The examination, stuffing and sealing of export containers at the place of dispatch are required to be done by the jurisdictional Central Excise Superintendent/ Inspector. The application for examination and stuffing of export containers at the place of dispatch has to be made to the jurisdictional Superintendent/ Inspector of Central Excise, 24 hours in advance or such shorter period as may be mutually agreed upon. The facility of online scheduling of factory stuffing by Central Excise Officers has been prescribed by the Board vide Circular No. 934/24/2010-CX dated 25th August 2010, vide which the exporter can seek such scheduling by sending an e-mail to the range officer. It is reiterated that exporter needs to correspond only with the range officer for such stuffing.
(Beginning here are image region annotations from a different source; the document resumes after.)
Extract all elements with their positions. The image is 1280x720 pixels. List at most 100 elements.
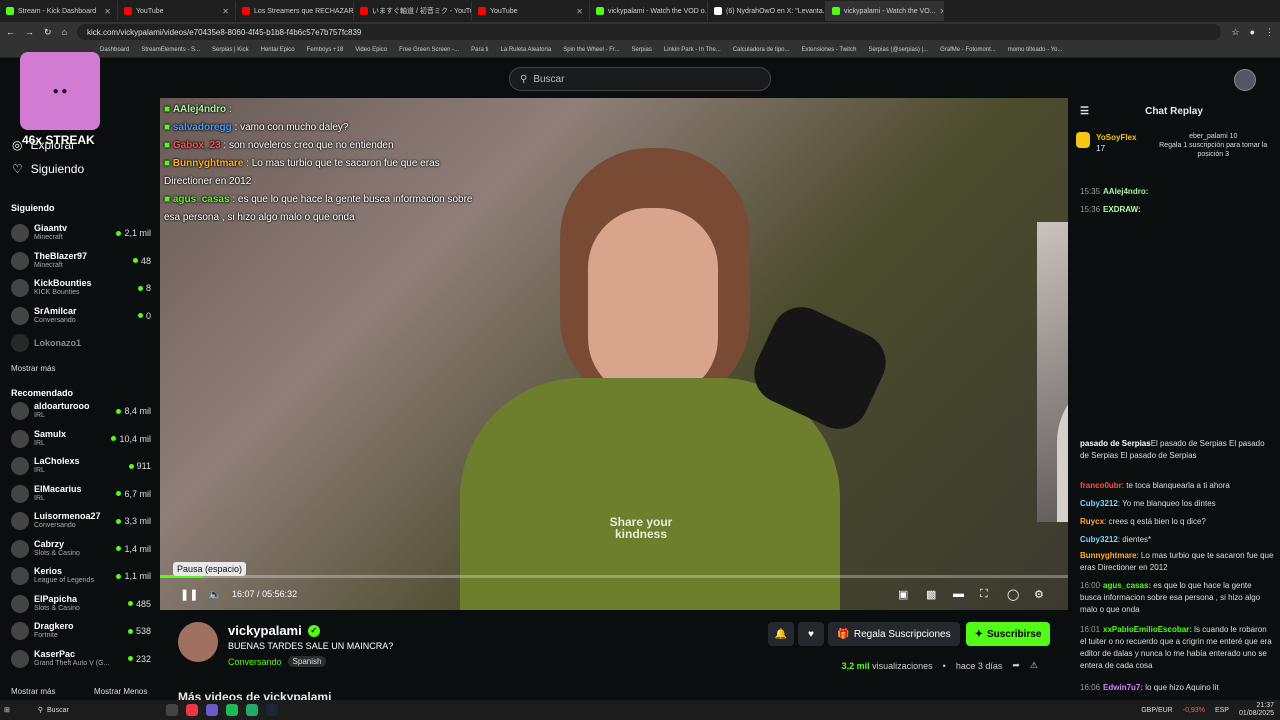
sidebar-channel[interactable]: Kerios League of Legends 1,1 mil	[11, 563, 151, 589]
chat-menu-icon[interactable]: ☰	[1080, 106, 1089, 117]
browser-tab[interactable]: YouTube ✕	[118, 1, 236, 21]
menu-icon[interactable]: ⋮	[1265, 27, 1274, 38]
chat-username[interactable]: Cuby3212	[1080, 499, 1118, 508]
taskbar-search[interactable]: ⚲ Buscar	[18, 706, 158, 715]
browser-tab[interactable]: Stream - Kick Dashboard ✕	[0, 1, 118, 21]
speed-icon[interactable]: ◯	[1007, 588, 1019, 601]
bookmark-item[interactable]: GrafMe - Fotomont...	[940, 47, 996, 53]
input-language[interactable]: ESP	[1215, 707, 1229, 714]
streak-label: 46x STREAK	[22, 133, 95, 147]
gift-prompt[interactable]: Regala 1 suscripción para tomar la posic…	[1150, 141, 1276, 159]
windows-icon[interactable]: ⊞	[4, 706, 10, 714]
chat-username[interactable]: Ruycx	[1080, 517, 1104, 526]
browser-tab[interactable]: YouTube ✕	[472, 1, 590, 21]
notifications-button[interactable]: 🔔	[768, 622, 794, 646]
bookmark-item[interactable]: StreamElements - S...	[141, 47, 200, 53]
browser-tab[interactable]: vickypalami - Watch the VO... ✕	[826, 1, 944, 21]
url-field[interactable]: kick.com/vickypalami/videos/e70435e8-806…	[76, 24, 1222, 40]
chat-username[interactable]: agus_casas:	[1103, 581, 1151, 590]
bookmark-item[interactable]: Serpias | Kick	[212, 47, 249, 53]
sidebar-channel[interactable]: Lokonazo1	[11, 330, 151, 356]
search-input[interactable]: ⚲ Buscar	[509, 67, 771, 91]
close-icon[interactable]: ✕	[940, 7, 943, 16]
nav-following[interactable]: ♡ Siguiendo	[12, 162, 84, 176]
sidebar-channel[interactable]: KaserPac Grand Theft Auto V (G... 232	[11, 646, 151, 672]
browser-tab[interactable]: vickypalami - Watch the VOD o...✕	[590, 1, 708, 21]
bookmark-item[interactable]: La Ruleta Aleatoria	[500, 47, 551, 53]
profile-icon[interactable]: ●	[1250, 27, 1255, 37]
theater-icon[interactable]: ▬	[953, 588, 964, 600]
channel-name[interactable]: vickypalami ✓	[228, 623, 320, 638]
user-avatar[interactable]	[1234, 69, 1256, 91]
sidebar-channel[interactable]: LaCholexs IRL 911	[11, 453, 151, 479]
sidebar-channel[interactable]: TheBlazer97 Minecraft 48	[11, 248, 151, 274]
browser-tab[interactable]: (6) NydrahOwO en X: "Levanta...✕	[708, 1, 826, 21]
sidebar-channel[interactable]: SrAmilcar Conversando 0	[11, 303, 151, 329]
show-less-recommended[interactable]: Mostrar Menos	[94, 687, 147, 696]
browser-tab[interactable]: いますぐ軸道 / 初音ミク - YouTub...✕	[354, 1, 472, 21]
steam-icon[interactable]	[265, 704, 278, 716]
chat-username[interactable]: xxPabloEmilioEscobar:	[1103, 625, 1192, 634]
spotify-icon[interactable]	[225, 704, 238, 716]
progress-bar[interactable]	[160, 575, 1068, 578]
chat-username[interactable]: franco0ubr	[1080, 481, 1122, 490]
bookmark-item[interactable]: Hentai Epico	[261, 47, 295, 53]
follow-button[interactable]: ♥	[798, 622, 824, 646]
subscribe-button[interactable]: ✦ Suscribirse	[966, 622, 1050, 646]
chat-username[interactable]: Cuby3212	[1080, 535, 1118, 544]
bookmark-item[interactable]: Free Green Screen -...	[399, 47, 459, 53]
category-link[interactable]: Conversando	[228, 657, 282, 667]
bookmark-item[interactable]: Extensiones - Twitch	[802, 47, 857, 53]
bookmark-item[interactable]: Spin the Wheel - Fr...	[563, 47, 619, 53]
sidebar-channel[interactable]: Luisormenoa27 Conversando 3,3 mil	[11, 508, 151, 534]
bookmark-item[interactable]: Video Epico	[355, 47, 387, 53]
chat-username[interactable]: Bunnyghtmare	[1080, 551, 1136, 560]
clip-icon[interactable]: ▩	[926, 588, 936, 601]
bookmark-item[interactable]: Serpias	[632, 47, 652, 53]
reload-icon[interactable]: ↻	[44, 27, 52, 38]
fullscreen-icon[interactable]: ⛶	[980, 588, 988, 601]
video-player[interactable]: Share your kindness ■ AAlej4ndro : ■ salv…	[160, 98, 1068, 610]
close-icon[interactable]: ✕	[576, 7, 583, 16]
home-icon[interactable]: ⌂	[62, 27, 67, 37]
app-icon[interactable]	[205, 704, 218, 716]
chat-username[interactable]: AAlej4ndro:	[1103, 187, 1148, 196]
bookmark-item[interactable]: Femboys +18	[307, 47, 344, 53]
bookmark-item[interactable]: Linkin Park - In The...	[664, 47, 721, 53]
share-icon[interactable]: ➦	[1012, 660, 1020, 671]
sidebar-channel[interactable]: KickBounties KICK Bounties 8	[11, 275, 151, 301]
bookmark-item[interactable]: Para ti	[471, 47, 488, 53]
channel-avatar[interactable]	[178, 622, 218, 662]
browser-tab[interactable]: Los Streamers que RECHAZAR...✕	[236, 1, 354, 21]
task-view-icon[interactable]	[165, 704, 178, 716]
app2-icon[interactable]	[245, 704, 258, 716]
pause-icon[interactable]: ❚❚	[180, 588, 198, 601]
bookmark-item[interactable]: Dashboard	[100, 47, 129, 53]
chat-username[interactable]: pasado de Serpias	[1080, 439, 1151, 448]
sidebar-channel[interactable]: ElPapicha Slots & Casino 485	[11, 591, 151, 617]
forward-icon[interactable]: →	[25, 27, 34, 37]
bookmark-item[interactable]: Calculadora de tipo...	[733, 47, 790, 53]
sidebar-channel[interactable]: ElMacarius IRL 6,7 mil	[11, 481, 151, 507]
chrome-icon[interactable]	[185, 704, 198, 716]
show-more-recommended[interactable]: Mostrar más	[11, 687, 55, 696]
gift-subs-button[interactable]: 🎁 Regala Suscripciones	[828, 622, 960, 646]
star-icon[interactable]: ☆	[1231, 27, 1239, 38]
close-icon[interactable]: ✕	[222, 7, 229, 16]
volume-icon[interactable]: 🔈	[208, 588, 222, 601]
report-icon[interactable]: ⚠	[1030, 660, 1038, 671]
chat-username[interactable]: EXDRAW:	[1103, 205, 1141, 214]
bookmark-item[interactable]: Serpias (@serpias) |...	[868, 47, 928, 53]
sidebar-channel[interactable]: Dragkero Fortnite 538	[11, 618, 151, 644]
back-icon[interactable]: ←	[6, 27, 15, 37]
sidebar-channel[interactable]: Samulx IRL 10,4 mil	[11, 426, 151, 452]
close-icon[interactable]: ✕	[104, 7, 111, 16]
show-more-following[interactable]: Mostrar más	[11, 364, 55, 373]
sidebar-channel[interactable]: Cabrzy Slots & Casino 1,4 mil	[11, 536, 151, 562]
bookmark-item[interactable]: momo tilteado - Yo...	[1008, 47, 1063, 53]
sidebar-channel[interactable]: aldoarturooo IRL 8,4 mil	[11, 398, 151, 424]
chat-username[interactable]: Edwin7u7:	[1103, 683, 1143, 692]
miniplayer-icon[interactable]: ▣	[898, 588, 908, 601]
settings-icon[interactable]: ⚙	[1034, 588, 1044, 601]
sidebar-channel[interactable]: Giaantv Minecraft 2,1 mil	[11, 220, 151, 246]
Keeping in mind these requirements, the Chief Commissioner will ensure that the Commissioner should suitably augment staff strength available with range by making necessary administrative arrangements.

In respect of the services provided by the Central Excise Officers at any premises other than the premises which are not the normal work premises of that officer, i.e. for export from premises other than those registered with the Central Excise officer, MOT charges will be payable at the applicable rates even if the said services are being provided during the normal working hours. In case of the services provided beyond the normal working hours MOT charges as applicable will be payable for all the premises whether registered with the Central Excise or not.